The scene then was almost surreal. In Kuching, the streets were mostly deserted as most people stayed indoors. Under strong street lights at night, the cityscape seemed like shots out of a grainy old movie, the ghostly quiet giving one the sensation that one was in the centre of an eerie war zone.

Such was the popular desperation then that it provoked equally desperate comments from politicians, with then information minister Datuk Mohamed Rahmat famously and memorably letting slip a comment that the government was contemplating evacuating the whole of Sarawak.

How little things have changed between then and now.

Then, as now, we were and are left to the tender mercies of nature, hoping the wind will change direction and blow all that smog out quickly to sea. Then president Suharto of Indonesia issued a public apology for all the trouble originating mostly from his country and affecting its neighbours.

We now have current Indonesian President Susilo Bambang Yudhoyono making an almost identical public apology but this time, only after his ministers made public statements on the problem which were hardly useful, certainly ill-advised and thoughtless and, if not for the fact that we are close neighbours, could have been regarded as hostile comments.

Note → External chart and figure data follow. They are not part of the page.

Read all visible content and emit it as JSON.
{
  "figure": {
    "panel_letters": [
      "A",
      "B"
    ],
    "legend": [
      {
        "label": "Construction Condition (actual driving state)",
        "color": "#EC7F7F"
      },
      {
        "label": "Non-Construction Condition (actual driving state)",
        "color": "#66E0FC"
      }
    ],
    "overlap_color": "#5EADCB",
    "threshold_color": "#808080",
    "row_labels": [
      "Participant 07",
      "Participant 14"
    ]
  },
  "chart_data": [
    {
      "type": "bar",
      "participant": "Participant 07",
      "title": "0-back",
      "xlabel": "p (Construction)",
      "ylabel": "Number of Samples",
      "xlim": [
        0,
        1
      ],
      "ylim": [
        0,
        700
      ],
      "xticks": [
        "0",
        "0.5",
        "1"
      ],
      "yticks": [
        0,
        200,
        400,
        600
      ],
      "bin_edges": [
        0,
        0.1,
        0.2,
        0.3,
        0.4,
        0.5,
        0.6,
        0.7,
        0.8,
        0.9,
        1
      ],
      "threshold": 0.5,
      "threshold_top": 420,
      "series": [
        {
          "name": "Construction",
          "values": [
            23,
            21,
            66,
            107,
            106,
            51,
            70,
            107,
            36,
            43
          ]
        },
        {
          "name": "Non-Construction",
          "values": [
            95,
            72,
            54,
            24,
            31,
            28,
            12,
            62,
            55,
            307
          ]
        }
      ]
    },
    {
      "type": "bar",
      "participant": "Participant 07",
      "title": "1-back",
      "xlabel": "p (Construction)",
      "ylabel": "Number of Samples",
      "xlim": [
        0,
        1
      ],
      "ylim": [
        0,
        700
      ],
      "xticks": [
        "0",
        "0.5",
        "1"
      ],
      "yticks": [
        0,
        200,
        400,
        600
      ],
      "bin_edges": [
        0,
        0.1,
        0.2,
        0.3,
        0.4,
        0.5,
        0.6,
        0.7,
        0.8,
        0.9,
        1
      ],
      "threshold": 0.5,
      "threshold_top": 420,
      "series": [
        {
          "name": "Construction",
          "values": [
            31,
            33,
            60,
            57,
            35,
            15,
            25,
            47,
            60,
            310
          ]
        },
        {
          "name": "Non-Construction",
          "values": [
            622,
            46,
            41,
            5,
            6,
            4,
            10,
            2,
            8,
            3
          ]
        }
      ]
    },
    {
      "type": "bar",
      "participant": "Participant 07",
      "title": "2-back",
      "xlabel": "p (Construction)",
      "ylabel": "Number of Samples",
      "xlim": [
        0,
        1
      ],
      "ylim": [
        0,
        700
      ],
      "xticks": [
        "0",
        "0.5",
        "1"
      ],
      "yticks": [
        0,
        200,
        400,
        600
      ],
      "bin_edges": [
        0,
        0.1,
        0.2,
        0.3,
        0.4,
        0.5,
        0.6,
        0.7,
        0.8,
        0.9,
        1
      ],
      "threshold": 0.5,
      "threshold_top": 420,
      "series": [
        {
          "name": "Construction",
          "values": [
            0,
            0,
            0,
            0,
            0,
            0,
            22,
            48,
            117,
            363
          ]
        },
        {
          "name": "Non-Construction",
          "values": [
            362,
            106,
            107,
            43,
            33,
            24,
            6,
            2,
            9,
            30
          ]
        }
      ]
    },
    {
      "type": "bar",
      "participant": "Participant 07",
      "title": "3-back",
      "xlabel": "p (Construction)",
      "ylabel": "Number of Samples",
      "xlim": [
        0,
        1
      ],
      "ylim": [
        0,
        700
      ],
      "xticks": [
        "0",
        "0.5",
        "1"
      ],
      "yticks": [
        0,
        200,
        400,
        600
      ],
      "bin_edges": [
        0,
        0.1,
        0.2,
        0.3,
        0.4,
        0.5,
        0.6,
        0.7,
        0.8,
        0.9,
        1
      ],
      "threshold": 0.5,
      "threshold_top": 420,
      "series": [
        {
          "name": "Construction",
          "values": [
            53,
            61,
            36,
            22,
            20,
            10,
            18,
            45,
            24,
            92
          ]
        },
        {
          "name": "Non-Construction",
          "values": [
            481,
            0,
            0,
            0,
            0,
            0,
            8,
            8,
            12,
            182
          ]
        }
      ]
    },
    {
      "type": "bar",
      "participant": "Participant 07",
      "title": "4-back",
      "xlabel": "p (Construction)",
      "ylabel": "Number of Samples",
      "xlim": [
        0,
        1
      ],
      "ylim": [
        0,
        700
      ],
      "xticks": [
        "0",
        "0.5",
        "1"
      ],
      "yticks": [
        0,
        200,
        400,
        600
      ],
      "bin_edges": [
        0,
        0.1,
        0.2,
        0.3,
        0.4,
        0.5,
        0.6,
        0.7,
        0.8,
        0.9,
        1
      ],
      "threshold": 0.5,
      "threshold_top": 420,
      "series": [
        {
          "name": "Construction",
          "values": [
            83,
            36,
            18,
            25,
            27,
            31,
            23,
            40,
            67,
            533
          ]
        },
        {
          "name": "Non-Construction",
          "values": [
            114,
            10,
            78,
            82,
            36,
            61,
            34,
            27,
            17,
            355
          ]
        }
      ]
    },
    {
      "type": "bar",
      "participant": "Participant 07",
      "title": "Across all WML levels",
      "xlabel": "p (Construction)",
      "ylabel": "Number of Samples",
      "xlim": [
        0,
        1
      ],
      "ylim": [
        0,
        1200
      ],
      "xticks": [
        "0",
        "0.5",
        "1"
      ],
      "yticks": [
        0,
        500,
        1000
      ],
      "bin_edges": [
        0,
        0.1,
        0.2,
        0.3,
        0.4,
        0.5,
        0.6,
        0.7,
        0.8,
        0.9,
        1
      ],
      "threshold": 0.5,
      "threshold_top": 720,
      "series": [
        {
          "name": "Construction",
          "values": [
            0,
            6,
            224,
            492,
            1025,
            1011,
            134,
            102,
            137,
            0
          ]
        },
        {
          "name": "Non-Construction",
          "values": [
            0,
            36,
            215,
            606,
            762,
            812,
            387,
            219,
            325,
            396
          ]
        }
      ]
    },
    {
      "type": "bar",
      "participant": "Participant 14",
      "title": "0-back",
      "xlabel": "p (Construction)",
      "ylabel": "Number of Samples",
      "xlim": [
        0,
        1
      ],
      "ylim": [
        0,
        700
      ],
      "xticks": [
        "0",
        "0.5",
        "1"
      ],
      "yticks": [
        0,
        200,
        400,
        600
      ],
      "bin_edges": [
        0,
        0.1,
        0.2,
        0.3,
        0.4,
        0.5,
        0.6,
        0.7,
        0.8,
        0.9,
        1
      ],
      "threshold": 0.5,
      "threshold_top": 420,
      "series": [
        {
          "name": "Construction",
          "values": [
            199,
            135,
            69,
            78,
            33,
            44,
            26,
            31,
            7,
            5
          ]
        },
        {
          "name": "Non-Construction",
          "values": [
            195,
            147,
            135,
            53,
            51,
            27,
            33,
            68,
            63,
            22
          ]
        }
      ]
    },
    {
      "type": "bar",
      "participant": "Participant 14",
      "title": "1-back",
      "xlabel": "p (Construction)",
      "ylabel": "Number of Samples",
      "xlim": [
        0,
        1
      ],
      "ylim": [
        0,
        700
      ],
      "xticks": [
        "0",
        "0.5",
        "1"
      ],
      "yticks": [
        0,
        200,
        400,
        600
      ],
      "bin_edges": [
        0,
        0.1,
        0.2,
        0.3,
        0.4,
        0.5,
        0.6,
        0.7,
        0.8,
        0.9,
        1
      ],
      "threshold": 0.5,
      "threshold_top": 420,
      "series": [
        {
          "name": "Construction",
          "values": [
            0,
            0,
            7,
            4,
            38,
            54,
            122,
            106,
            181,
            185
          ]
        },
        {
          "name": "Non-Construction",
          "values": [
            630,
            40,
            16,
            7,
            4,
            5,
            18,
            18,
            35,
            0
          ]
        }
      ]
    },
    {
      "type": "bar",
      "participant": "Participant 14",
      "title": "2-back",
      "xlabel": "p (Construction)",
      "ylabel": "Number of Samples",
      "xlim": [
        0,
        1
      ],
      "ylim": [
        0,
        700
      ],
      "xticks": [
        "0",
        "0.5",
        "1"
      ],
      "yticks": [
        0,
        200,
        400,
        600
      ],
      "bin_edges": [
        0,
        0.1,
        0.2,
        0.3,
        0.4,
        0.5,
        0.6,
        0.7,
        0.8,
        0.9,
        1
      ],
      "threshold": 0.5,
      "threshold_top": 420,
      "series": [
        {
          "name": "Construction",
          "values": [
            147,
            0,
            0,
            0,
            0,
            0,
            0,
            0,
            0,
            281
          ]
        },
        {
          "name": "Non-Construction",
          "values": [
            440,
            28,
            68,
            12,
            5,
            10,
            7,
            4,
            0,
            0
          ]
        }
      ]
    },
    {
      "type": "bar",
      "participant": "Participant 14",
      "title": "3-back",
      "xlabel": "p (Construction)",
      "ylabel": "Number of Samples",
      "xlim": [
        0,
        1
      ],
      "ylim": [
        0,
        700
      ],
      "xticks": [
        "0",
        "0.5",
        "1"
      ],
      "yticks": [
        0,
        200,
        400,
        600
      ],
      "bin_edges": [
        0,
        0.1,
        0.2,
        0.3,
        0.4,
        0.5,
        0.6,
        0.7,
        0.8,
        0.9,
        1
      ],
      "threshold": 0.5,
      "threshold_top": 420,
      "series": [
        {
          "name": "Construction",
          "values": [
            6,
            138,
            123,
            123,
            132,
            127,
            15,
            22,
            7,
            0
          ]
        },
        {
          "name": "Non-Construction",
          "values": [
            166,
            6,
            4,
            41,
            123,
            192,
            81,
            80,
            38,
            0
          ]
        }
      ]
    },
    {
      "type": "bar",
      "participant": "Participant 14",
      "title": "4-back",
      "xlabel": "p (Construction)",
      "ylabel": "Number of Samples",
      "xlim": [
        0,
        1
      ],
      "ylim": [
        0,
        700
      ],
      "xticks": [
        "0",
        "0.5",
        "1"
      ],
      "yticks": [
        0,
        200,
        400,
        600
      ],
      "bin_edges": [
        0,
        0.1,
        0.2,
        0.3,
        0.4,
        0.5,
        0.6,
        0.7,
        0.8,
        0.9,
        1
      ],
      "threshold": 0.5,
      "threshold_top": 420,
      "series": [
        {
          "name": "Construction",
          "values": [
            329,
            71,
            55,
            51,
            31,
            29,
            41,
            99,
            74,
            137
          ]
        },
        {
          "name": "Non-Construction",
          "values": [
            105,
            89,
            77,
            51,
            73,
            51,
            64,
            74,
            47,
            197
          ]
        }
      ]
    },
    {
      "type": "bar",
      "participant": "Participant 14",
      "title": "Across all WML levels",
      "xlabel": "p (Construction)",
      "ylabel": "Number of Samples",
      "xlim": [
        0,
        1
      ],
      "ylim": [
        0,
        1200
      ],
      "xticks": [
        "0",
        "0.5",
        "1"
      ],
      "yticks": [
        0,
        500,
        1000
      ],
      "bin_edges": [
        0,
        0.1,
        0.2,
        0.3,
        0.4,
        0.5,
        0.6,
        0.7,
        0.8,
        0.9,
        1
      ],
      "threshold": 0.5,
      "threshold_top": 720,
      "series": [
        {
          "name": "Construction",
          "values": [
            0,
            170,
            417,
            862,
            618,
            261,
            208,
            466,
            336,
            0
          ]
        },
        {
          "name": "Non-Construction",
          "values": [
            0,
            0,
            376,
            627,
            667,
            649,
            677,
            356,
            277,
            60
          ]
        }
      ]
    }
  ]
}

Public apologies from the very top of Indonesia’s leadership may assuage some of the hard feelings needlessly generated over the annually recurring haze but are hardly comforting to those millions in Malaysia, Singapore and Indonesia who cannot escape breathing acrid smoke-filled air.

One has to wonder how many more presidential apologies will follow before we finally see the back of such a problem.

As things now stand, we are literally just taking fire-fighting action, inadequate and almost futile as that may be. Unless there is clear political will by the powers that be in Indonesia, we may never get to the bottom of this stubbornly persistent problem.

Powerful political and economic forces are clearly in play in the archipelago that result in Indonesia standing out as the single and most prominent hold-out in ratifying the Asean Agreement on Transboundary Haze Pollution. Without such officially-backed co-operation from the biggest culprit in the annual haze problem, we are all powerless to do anything to remove this regular irritant to bilateral relations between Malaysia and Indonesia.

This is an issue tailor-made for Asean to sink its teeth into and resolve. That it cannot do so because its biggest country refuses to fully cooperate only shows how empty is all the talk about building an Asean Community by the year 2015.

President Suharto resigned from office about a year after he issued his haze apology. President Yudhoyono will also leave office in a year after finishing his maximum two terms. He has plenty of problems on his plate right now from Indonesians demanding his attention.

Indonesians in Sumatra and Kalimantan even more severely affected by the haze each year than Malaysians do not have the political clout and voice to demand a stop to this annual grave health hazard posed by the haze. Foreigners such as

Malaysians and Singaporeans can realistically expect that their demands for action on the haze will get even less traction in Jakarta, especially once this year’s haze gets blown away on its own accord with time.

The only real “weapon” foreigners have to hopefully force Indonesia’s hand on the issue is what is currently being applied.

The wide publicity generated by this year’s haze has apparently caused Jakarta some discomfort and embarrassment in the international arena.

We have to assume Indonesia cares enough about its own international reputation to finally want to do something concrete to address the problem. Not just the Malaysian and Singapore governments but non-governmental organisations that care about the environment in the region must apply consistent and concerted pressure on Indonesia so it will be shamed into finally ratifying the regional anti-haze treaty, at the very least.

Indonesia needs to be made to understand that it cannot assume the regional leadership role that it craves while it so blatantly fouls up the air we all breathe every year.